Sadly, the rise in mainstream awareness about platforms like Twitch and Reddit, where so much of the gamer community converge, also brought to light some ugly realities. In 2020, 64% of online multiplayer gamers between the ages of 18 and 45 experienced some kind of harassment – mostly tied to race, gender, sexual orientation, religion, or ability – as part of their gaming experience, the Anti-Defamation League reports

Black gamers banding together online

The emergence of Black gamer communities serves multiple and necessary purposes. The most obvious, of course, is that they create a safe space for players to immerse themselves in games they love, without having to worry about the harassment and microaggressions that often exist not just in gaming communities, but also in the vast world of content that exists around them. By galvanizing large numbers of African-American video game players, these communities are also providing the numbers for creators to find support and funding for their games.

Increased representation always serves as a way to normalize inclusion. The hope is that the growing visibility of Black video game players, consumers, and online content creators has a direct impact on not just funding of Black-led projects, but also on inclusion within the corporate world: the Entertainment Software Association reports that the gaming industry generates over 428,000 jobs each year; yet according to Fortune, as of March 2021, only 2% of gaming professionals were Black.

Want to join and support the Black-gamer movement, but haven’t found your tribe yet?

Here are a few growing communities to check out:

Black Girl Gamers
If you’re looking for a massive community of Black gaming goddesses, Black Girl Gamers is for you. Founded in 2015 by Jay-Ann Lopez, BGG boats an impressive community of 7K members on Facebook and 35K followers on Twitch. Additionally, the community encourages conversations of race, mental health, and everything in between for members to feel safe and welcome.
Billing is what happens if BET and Twitch had a baby.

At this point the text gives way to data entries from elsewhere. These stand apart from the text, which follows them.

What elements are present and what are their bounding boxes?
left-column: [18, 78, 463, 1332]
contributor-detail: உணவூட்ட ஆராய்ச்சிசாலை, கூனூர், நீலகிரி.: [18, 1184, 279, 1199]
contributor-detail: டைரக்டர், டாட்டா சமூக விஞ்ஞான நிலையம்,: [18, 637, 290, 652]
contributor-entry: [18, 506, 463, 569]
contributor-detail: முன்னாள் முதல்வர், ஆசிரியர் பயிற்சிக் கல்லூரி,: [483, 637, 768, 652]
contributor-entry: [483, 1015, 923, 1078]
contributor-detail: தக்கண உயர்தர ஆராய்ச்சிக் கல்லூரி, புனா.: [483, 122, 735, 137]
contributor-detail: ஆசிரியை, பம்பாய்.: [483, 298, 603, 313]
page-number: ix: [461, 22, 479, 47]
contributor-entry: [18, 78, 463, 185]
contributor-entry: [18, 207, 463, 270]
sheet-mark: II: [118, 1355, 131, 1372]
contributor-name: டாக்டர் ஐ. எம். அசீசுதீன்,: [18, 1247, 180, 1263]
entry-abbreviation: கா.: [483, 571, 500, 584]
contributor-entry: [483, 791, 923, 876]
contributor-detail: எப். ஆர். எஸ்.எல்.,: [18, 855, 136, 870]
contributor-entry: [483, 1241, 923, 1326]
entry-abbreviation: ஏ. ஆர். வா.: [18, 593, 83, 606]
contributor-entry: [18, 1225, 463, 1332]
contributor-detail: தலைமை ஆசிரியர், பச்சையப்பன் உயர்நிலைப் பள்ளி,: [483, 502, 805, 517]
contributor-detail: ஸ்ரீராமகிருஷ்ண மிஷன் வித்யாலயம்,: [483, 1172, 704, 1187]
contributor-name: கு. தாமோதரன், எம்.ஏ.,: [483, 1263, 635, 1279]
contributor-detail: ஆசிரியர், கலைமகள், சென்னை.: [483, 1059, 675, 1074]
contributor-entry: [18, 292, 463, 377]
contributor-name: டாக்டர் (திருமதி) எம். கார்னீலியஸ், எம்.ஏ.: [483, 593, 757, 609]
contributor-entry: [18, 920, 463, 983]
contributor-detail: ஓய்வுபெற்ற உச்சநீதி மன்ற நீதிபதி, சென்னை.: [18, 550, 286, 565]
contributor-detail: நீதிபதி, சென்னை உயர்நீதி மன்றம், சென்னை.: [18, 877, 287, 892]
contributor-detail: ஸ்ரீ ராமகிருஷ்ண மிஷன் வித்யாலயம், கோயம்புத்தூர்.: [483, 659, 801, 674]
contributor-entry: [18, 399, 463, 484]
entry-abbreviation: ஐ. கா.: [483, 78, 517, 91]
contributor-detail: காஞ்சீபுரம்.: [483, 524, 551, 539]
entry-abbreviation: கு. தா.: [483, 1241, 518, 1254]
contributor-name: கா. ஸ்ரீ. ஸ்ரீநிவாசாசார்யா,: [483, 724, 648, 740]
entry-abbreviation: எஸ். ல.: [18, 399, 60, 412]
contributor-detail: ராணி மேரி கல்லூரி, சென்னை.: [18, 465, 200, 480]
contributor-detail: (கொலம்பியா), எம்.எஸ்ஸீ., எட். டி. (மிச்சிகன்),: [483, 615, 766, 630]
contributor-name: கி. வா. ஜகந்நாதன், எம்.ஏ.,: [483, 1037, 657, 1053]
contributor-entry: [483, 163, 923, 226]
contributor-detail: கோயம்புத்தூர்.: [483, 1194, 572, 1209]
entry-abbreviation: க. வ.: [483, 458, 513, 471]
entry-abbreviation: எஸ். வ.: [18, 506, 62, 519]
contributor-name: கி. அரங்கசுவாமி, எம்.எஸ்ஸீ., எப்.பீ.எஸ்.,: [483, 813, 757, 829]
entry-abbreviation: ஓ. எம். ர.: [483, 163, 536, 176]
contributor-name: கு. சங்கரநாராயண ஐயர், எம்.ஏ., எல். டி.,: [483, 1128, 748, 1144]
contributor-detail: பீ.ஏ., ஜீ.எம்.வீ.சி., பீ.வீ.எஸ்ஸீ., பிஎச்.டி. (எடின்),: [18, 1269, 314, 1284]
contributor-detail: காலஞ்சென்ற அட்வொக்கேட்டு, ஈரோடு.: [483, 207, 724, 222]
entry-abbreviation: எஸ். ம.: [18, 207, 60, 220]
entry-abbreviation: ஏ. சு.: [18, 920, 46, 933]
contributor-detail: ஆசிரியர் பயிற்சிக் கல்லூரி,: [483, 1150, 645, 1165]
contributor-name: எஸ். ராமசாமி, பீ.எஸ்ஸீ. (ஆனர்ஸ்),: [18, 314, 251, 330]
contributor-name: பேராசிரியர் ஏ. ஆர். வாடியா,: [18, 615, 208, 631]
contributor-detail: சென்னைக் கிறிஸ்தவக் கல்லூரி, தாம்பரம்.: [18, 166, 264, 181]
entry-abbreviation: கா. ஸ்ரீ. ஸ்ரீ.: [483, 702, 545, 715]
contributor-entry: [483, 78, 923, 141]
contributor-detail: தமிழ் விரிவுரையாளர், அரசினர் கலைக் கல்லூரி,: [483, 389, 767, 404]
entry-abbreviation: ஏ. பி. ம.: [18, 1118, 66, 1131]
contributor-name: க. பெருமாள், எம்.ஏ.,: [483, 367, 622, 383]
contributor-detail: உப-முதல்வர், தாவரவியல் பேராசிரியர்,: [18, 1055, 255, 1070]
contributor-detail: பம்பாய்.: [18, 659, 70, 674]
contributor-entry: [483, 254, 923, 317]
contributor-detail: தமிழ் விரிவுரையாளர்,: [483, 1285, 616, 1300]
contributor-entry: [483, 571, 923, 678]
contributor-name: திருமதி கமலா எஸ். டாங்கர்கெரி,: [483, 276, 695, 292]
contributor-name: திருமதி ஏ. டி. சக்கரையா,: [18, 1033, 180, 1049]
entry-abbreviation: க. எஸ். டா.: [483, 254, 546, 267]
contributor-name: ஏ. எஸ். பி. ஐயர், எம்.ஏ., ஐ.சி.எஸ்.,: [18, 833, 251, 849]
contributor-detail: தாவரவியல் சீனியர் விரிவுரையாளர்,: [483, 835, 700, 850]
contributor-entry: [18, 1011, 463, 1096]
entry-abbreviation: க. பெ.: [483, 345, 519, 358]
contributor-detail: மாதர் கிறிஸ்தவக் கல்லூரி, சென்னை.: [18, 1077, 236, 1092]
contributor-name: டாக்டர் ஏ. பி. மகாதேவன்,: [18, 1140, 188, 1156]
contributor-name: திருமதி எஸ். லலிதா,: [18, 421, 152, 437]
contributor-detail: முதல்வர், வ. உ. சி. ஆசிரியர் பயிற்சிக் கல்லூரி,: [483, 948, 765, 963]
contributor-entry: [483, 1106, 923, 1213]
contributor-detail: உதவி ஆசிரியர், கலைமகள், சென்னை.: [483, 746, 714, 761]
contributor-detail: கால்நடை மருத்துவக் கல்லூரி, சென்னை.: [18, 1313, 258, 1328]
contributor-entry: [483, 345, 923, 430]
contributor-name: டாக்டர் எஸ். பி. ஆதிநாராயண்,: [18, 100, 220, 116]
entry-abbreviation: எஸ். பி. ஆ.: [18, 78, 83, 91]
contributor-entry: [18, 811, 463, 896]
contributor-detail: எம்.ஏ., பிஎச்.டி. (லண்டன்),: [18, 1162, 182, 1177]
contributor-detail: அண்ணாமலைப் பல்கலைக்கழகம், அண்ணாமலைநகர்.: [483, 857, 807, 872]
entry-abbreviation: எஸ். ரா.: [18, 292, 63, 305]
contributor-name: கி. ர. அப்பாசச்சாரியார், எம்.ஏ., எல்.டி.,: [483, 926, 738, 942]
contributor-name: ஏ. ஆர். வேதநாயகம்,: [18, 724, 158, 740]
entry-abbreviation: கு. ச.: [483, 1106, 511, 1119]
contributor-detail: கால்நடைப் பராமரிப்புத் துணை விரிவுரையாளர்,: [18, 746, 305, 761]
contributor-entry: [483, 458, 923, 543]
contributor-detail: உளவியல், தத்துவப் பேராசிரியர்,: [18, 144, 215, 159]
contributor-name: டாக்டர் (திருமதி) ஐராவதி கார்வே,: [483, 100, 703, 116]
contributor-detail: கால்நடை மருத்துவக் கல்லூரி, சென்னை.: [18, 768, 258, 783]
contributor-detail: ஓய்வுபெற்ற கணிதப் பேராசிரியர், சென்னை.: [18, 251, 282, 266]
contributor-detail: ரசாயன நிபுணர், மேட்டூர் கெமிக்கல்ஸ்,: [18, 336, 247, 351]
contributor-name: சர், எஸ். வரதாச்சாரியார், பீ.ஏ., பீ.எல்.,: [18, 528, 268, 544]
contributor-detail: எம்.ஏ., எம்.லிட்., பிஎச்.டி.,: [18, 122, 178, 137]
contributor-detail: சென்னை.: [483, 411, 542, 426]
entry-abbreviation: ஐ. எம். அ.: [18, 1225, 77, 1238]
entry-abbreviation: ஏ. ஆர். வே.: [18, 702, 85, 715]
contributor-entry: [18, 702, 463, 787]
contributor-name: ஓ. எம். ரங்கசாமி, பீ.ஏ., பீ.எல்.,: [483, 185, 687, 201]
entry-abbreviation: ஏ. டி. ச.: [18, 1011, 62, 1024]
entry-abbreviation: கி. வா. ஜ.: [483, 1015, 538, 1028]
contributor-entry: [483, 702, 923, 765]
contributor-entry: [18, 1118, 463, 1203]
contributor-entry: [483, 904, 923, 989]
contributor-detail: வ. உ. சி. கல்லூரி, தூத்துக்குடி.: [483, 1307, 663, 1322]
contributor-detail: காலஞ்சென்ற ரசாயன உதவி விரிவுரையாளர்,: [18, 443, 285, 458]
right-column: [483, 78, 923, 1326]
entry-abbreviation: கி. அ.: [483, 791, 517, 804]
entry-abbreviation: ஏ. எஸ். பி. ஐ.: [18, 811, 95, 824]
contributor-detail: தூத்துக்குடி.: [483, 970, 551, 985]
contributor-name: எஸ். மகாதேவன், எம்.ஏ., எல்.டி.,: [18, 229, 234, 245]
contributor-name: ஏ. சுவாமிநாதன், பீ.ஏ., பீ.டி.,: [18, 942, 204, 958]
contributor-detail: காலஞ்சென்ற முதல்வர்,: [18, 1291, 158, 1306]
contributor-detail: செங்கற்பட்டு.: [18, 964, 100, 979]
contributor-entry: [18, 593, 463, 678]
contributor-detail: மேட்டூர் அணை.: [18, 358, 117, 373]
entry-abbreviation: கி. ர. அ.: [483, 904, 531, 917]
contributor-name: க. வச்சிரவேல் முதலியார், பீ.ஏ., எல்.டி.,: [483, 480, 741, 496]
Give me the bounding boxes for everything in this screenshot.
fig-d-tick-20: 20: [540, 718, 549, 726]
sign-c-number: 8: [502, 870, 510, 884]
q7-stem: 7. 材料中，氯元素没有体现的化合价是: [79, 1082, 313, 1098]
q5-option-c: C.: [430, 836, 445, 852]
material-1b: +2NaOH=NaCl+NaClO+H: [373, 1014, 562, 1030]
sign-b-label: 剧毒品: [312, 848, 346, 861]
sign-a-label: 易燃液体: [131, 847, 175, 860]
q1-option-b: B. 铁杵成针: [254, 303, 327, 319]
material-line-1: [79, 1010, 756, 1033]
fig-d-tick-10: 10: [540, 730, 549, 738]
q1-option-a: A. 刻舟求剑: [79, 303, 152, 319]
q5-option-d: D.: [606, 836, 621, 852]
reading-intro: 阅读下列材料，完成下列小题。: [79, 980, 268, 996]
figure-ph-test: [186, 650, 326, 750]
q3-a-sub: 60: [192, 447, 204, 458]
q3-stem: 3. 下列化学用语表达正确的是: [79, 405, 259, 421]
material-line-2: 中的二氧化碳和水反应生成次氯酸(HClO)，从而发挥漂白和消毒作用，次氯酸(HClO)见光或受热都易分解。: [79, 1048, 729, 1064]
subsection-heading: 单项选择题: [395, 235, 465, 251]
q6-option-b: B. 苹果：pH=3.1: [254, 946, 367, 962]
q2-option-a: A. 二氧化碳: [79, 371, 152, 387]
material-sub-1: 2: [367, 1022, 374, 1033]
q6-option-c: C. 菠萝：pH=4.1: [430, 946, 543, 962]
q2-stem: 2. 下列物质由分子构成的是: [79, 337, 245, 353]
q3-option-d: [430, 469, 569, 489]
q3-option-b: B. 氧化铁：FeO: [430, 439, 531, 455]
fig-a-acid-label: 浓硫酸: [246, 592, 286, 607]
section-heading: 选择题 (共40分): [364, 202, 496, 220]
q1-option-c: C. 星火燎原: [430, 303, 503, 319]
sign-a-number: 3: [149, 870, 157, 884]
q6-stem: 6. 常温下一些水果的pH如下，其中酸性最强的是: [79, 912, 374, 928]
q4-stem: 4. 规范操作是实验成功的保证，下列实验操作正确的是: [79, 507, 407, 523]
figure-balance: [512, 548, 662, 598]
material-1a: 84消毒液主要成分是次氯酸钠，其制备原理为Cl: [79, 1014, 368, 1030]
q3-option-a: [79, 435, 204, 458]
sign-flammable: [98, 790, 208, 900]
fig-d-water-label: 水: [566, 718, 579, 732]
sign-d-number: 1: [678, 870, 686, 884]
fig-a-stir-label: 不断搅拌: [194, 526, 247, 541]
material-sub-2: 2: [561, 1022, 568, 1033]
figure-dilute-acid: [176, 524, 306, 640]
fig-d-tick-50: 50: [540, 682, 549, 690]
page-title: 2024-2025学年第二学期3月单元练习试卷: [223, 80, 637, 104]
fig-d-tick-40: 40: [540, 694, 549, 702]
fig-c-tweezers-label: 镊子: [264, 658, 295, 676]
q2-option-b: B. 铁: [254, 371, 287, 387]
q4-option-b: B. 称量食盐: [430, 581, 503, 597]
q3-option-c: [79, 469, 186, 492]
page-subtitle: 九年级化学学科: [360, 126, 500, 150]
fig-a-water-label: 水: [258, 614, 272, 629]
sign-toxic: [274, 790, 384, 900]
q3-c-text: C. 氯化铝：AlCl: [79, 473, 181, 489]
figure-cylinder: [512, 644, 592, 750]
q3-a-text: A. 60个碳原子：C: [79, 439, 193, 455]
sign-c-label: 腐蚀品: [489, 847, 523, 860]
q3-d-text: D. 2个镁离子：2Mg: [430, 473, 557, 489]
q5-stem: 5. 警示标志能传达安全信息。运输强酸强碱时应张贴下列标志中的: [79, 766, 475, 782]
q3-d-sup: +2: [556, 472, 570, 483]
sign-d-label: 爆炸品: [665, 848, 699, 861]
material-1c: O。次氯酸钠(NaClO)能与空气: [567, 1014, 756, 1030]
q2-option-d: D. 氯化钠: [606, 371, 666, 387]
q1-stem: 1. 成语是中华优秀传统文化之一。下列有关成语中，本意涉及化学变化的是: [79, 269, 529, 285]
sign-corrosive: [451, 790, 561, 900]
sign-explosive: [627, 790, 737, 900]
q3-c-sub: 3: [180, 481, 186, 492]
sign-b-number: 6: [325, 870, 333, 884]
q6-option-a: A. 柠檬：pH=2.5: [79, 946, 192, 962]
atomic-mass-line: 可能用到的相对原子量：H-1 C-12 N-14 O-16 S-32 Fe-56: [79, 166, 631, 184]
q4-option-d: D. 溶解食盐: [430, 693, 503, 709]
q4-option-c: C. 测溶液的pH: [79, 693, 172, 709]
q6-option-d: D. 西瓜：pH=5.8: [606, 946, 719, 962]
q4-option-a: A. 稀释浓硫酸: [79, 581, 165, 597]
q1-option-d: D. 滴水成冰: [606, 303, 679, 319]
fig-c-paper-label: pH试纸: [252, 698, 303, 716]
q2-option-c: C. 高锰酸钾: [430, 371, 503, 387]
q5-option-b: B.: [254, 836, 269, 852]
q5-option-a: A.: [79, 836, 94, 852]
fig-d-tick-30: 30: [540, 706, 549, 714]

Driven by Black culture, this platform offers a variety of content for the gaming and esports communities – from forums, to streams to tournaments, and more.

Melanin Gamers
In addition to offering online multiplayer gaming opportunities, this UK-based group also leads discussions and workshops aimed at helping the gaming industry resolve its diversity and inclusion issues.

Queens Gaming Collective

Launched in November 2020, this growing network goes beyond the community, to identifying and providing resources, tools, and platforms to help women ‘level the playing field.’